Ванюшин потрепал ее по плечу, и они разбежались. Но что-то запало в него, и через пару месяцев, в апреле, он позвонил Просе на работу.

- Прося, - бодро затарахтел он в трубку, - приезжай в райком! Пришла разнарядка достойного комсомольца, передовика, рекомендовать к учебе на спортивного доктора. В Ленинграде! Потом, правда, сюда вернешься, будем поднимать спортивные достижения в области. На серьезном уровне! Ты ведь спортсменка-разрядница? И диплом красный, говоришь? Идеально походишь.

Вот так судьба неожиданно спрямила непростой Просин путь. Не зря она старалась, думала Прося, сидя в тряском общем вагоне, увозившем ее в далекий Ленинград, не зря жертвовала всем ради учебы, ради работы, ради комсомола.

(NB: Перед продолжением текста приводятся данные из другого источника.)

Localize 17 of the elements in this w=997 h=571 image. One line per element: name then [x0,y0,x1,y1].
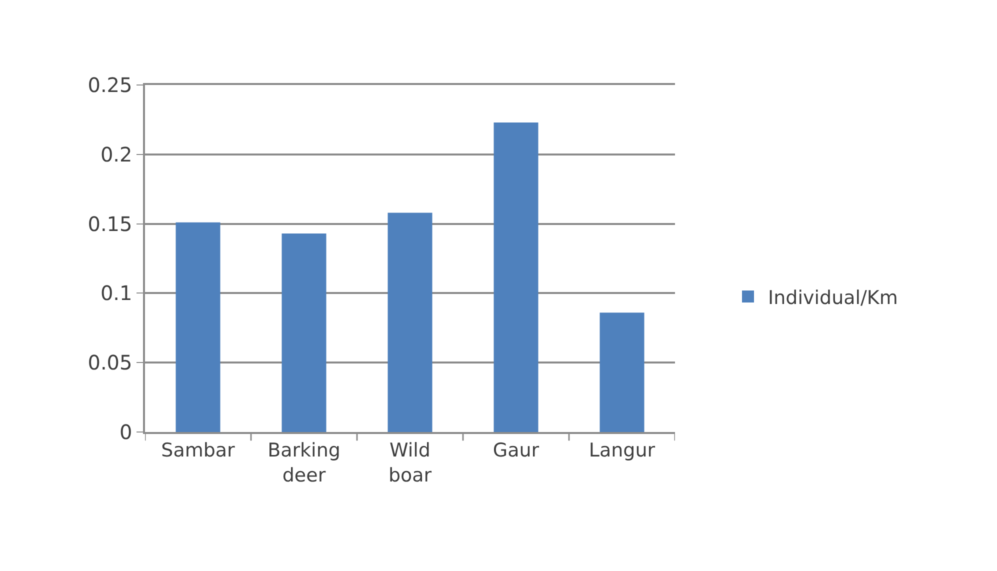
y-tick-label: 0.05 [88,350,132,375]
y-tick-label: 0.15 [88,212,132,236]
y-tick-label: 0.2 [100,142,132,166]
x-tick-label: Barking deer [268,440,340,486]
x-tick-label: Langur [588,440,656,462]
y-tick-label: 0.25 [88,73,132,97]
y-tick-label: 0.1 [100,281,132,306]
bar [282,234,326,432]
x-tick-label: Gaur [492,440,540,462]
x-tick-label: Sambar [161,440,236,462]
x-tick-label: Wild boar [388,440,432,486]
bar [388,212,432,432]
bar [494,122,538,432]
bar [600,312,644,432]
bar [176,222,220,432]
y-tick-label: 0 [120,420,132,444]
legend-label: Individual/Km [768,286,898,309]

Ради людей, да, она все делает для людей, все в конечном итоге для них. Прося расчувствовалась, и из глаз ее полились слеза за слезой.

- Что плачешь, уезжать не хочется? Милый остался?- обратился к ней молодой и чубатый сосед по купе.

Прося отрицательно покачала головой и пристально посмотрела на него. Дурачок, не понять тебе меня никогда. Разве такие жертвуют чем-то ради мечты? Разве думают о людях больше, чем о себе? Подкатывает. Им одного нужно, того, без чего такие, как он жить не могут. Ничего она не оставила в родном городе, она свободна для будущего. Ну, мать поплакала на прощанье, Прося тоже всхлипнула, и вполне искренне. Но... но все равно она чувствовала, что Симку мать любит гораздо больше, с Просей же у нее все было как всегда: вроде вместе, а вроде и врозь.

- Куда едешь, в Ленинград? - не унимался чубатый.

Конечно, в Ленинград, куда еще могла ехать Прося? Но она предпочла не распространяться об этом с незнакомцами в вагоне. Она была очень осторожна, да к тому же наслышана о происках вагонных жуликов. Так и доехала до Ленинграда, ничего о себе не рассказав.